Nepal’s Missing Volcanoes | The Mountain Mystery
De verwoestende aardbevingen in Nepal van vorige maand werden veroorzaakt door de botsing van het Indiase subcontinent dat in en (gedeeltelijk) onder het grootste deel van Azië terechtkomt. De Himalaya is ontstaan door de botsing van tektonische platen. Dus, waar zijn de vulkanen? Dat vroeg men mij toen een vriend wilde dat ik de ramp in Katmandu uitlegde.
Wel, er zijn geen vulkanen in Nepal. Nepal heeft enorme bergen, natuurlijk, maar niet elke berg in de wereld wordt veroorzaakt door een vulkaan (slechts een klein percentage is dat, eigenlijk) – en relatief weinig nare aardbevingen worden veroorzaakt door vulkanen. De vulkanische activiteit die het dichtst bij Katmandu ligt, is duizend kilometer noordwestelijker, in het westen van China, waar meer dan 60 jaar geleden voor het laatst een uitbarsting plaatsvond. De actie in het verre westen van China heeft een paar kegels opgeleverd, maar geen vulkanische bergen. Niemand raakte gewond toen de Kunlun-kegel in 1951 uitbarstte. De ooggetuigen – een wegenploeg die in het afgelegen gebied aan het werk was – zeiden naar verluidt: “Wat was dat in godsnaam?” toen de vulkaan in 1951 schudde en rookte. Daarna gingen ze weer aan het werk. Daarvoor was de laatste uitbarsting van de Kunlun Vulkanische Groep in 1850. Om te zeggen dat het hier vulkanisch rustig is, is een understatement. En dit zijn de dichtstbijzijnde vulkanen van Nepal. De Himalaya staat niet in brand.

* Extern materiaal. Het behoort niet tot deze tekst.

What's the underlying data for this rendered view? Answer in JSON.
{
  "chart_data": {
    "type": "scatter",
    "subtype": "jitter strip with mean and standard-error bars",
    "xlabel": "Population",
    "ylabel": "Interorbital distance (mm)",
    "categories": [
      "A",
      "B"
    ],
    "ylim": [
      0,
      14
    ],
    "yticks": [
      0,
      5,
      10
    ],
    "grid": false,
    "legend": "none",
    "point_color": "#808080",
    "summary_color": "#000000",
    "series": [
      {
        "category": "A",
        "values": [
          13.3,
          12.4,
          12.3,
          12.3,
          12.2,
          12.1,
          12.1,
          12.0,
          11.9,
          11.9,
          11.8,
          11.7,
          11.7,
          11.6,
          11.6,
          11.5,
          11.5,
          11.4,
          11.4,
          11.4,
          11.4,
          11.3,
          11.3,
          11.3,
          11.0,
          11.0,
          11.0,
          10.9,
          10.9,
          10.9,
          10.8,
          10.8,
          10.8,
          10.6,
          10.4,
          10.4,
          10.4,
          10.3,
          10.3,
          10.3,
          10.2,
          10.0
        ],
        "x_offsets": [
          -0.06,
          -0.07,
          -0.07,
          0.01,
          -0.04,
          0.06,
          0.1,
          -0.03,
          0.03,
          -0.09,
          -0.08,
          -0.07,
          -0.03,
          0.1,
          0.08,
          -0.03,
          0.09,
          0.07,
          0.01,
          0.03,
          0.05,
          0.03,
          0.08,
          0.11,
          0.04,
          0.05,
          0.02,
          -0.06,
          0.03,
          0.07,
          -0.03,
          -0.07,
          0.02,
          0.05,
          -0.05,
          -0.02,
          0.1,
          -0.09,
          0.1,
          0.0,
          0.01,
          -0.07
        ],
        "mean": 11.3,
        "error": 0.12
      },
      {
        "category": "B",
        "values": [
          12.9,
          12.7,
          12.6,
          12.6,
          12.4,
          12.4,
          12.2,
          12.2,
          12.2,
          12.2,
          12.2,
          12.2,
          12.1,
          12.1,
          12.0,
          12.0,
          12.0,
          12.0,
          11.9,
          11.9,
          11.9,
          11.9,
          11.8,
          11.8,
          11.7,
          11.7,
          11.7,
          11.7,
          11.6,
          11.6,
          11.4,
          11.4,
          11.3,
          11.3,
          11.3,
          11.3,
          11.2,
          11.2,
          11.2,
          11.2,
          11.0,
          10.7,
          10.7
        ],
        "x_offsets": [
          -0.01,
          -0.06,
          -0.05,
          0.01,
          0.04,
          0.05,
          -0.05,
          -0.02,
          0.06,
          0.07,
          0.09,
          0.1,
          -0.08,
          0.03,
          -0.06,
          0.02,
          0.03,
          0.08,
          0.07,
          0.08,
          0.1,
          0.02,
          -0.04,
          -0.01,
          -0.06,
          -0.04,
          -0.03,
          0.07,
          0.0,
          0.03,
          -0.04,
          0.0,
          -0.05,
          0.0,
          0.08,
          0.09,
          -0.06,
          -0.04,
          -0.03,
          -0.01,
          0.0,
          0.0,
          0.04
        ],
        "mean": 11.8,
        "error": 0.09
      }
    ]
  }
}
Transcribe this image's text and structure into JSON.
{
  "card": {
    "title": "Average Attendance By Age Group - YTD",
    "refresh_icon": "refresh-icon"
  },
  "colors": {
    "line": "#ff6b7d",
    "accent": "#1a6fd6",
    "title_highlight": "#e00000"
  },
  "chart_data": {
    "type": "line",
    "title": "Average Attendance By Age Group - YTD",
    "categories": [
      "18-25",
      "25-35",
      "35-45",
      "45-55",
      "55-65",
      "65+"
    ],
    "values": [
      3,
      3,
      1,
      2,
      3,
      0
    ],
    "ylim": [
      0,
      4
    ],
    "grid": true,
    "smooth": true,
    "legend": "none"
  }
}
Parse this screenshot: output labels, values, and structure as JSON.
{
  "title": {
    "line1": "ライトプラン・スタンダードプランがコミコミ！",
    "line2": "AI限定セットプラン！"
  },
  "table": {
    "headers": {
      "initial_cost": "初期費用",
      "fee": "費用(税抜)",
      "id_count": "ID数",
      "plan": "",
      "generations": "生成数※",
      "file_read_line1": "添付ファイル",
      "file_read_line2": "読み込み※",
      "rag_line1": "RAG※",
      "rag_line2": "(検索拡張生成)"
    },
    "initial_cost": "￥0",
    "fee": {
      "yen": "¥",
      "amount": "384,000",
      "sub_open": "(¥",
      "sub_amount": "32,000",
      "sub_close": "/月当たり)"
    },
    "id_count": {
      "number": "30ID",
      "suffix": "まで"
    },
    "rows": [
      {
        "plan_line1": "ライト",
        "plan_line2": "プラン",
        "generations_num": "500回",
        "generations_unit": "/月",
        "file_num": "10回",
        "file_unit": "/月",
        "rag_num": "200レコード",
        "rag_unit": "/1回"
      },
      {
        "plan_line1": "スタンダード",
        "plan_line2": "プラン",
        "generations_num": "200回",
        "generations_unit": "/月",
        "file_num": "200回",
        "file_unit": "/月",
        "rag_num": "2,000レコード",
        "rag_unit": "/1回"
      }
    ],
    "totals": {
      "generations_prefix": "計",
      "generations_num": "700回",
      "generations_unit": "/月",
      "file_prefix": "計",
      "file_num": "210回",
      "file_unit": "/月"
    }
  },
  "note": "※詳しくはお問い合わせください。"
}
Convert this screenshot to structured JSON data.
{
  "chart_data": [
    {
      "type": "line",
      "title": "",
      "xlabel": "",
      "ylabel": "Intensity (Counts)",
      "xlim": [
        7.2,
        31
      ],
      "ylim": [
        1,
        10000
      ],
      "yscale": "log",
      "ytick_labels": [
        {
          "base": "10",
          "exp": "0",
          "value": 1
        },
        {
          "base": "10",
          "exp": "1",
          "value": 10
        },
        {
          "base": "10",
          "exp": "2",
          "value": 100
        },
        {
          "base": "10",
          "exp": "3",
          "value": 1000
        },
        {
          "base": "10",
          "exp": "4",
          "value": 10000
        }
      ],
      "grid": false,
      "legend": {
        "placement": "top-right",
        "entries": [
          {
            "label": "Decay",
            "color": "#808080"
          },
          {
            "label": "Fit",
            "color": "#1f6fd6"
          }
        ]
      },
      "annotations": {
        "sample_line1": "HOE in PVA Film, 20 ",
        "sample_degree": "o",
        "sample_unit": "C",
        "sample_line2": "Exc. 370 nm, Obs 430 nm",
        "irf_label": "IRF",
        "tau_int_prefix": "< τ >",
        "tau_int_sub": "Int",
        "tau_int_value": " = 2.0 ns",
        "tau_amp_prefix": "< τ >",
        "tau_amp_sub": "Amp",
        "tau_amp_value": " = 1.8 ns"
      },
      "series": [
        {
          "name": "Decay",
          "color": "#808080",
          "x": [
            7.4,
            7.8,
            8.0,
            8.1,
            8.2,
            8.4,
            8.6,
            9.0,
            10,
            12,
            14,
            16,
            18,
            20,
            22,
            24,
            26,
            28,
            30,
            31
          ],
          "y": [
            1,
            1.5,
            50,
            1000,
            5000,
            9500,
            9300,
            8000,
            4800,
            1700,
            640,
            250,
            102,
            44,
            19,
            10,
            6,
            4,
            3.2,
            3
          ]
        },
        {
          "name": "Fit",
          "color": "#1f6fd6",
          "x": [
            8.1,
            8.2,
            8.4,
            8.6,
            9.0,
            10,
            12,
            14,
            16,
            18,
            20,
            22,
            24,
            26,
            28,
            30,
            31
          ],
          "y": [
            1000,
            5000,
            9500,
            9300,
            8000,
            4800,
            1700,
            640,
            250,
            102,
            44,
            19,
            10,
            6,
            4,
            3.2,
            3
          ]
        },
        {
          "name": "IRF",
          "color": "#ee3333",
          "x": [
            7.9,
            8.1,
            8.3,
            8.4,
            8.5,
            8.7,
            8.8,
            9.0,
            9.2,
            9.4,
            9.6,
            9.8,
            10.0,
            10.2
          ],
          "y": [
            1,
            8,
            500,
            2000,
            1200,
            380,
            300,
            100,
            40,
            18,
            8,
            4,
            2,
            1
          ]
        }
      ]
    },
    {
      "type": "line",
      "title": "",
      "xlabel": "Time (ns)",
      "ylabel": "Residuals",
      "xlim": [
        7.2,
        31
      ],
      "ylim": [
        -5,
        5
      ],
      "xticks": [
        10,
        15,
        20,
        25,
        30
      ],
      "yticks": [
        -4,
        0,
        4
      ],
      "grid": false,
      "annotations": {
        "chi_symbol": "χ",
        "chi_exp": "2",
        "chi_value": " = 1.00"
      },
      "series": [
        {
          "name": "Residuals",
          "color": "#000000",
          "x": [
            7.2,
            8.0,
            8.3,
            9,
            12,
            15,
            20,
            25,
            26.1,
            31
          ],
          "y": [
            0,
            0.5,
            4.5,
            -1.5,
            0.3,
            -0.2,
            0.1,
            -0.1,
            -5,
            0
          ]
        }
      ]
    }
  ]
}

Er zijn geen vuurspuwende vulkanen in de Himalaya, toch denken de meeste mensen aan vulkanen als ze denken aan aardbevingen, bergen, en (Opa!) brekende platen. Een “ring van vuur”, bijvoorbeeld, omringt de Stille Oceaan met, nou ja, een ring van vulkanisch vuur. Maar daar wringt de schoen – een oceaan van water smeert de subductiezones rond de Stille Oceaan. Ironisch genoeg laat water de ring van vuur bestaan, terwijl het gebrek aan een oceaan van water in de niet aan zee grenzende Himalaya alle mogelijke vulkanische actie daar onderdrukt. Toen India en Azië 90 miljoen jaar geleden met elkaar in botsing kwamen, zonk de continentale korst van de Indische tektonische plaat onder de Aziatische plaat, diep in de aardmantel, tot een diepte van 200 kilometer of meer. Het was een continent-op-continent convergentie van gesteente. Zonder water, behalve misschien een beetje dat erbij kwam toen India aan de overkant van de zee aankwam, vanuit het huidige Madagaskar. Maar dat was 90 miljoen jaar voordat de huidige grenzen van Nepal op een kaart werden getekend.
Water – laat vulkanen ontstaan. (USGS Photo)
Waarom is water zo belangrijk? Water verlaagt het smeltpunt van gesteente. Wanneer water in de diepe krochten van de aarde wordt gebracht, kan vast gesteente diep in de aarde smelten. Voor het maken van een vulkaan is lopend magma nodig – gesmolten gesteente. Oceaanplaten hebben met water verzadigde sedimenten en korst, althans in hun ondiepere delen. Op plaatsen als Chili, Tonga en het Amerikaanse noordwesten van de Stille Oceaan komen die natte sedimenten en oceaankorst diep onder de grond te liggen, waar het water verdampt, opstijgt, het bovenliggende gesteente doet smelten en vulkanisch magma vormt. In de Himalaya, is het water niet de hele mix. In plaats daarvan botst de continentale korst en stapelt zich op tot bergen. Geen water, geen gesmolten rotsen, geen magma, geen vulkanen. Alleen dodelijke aardbevingen.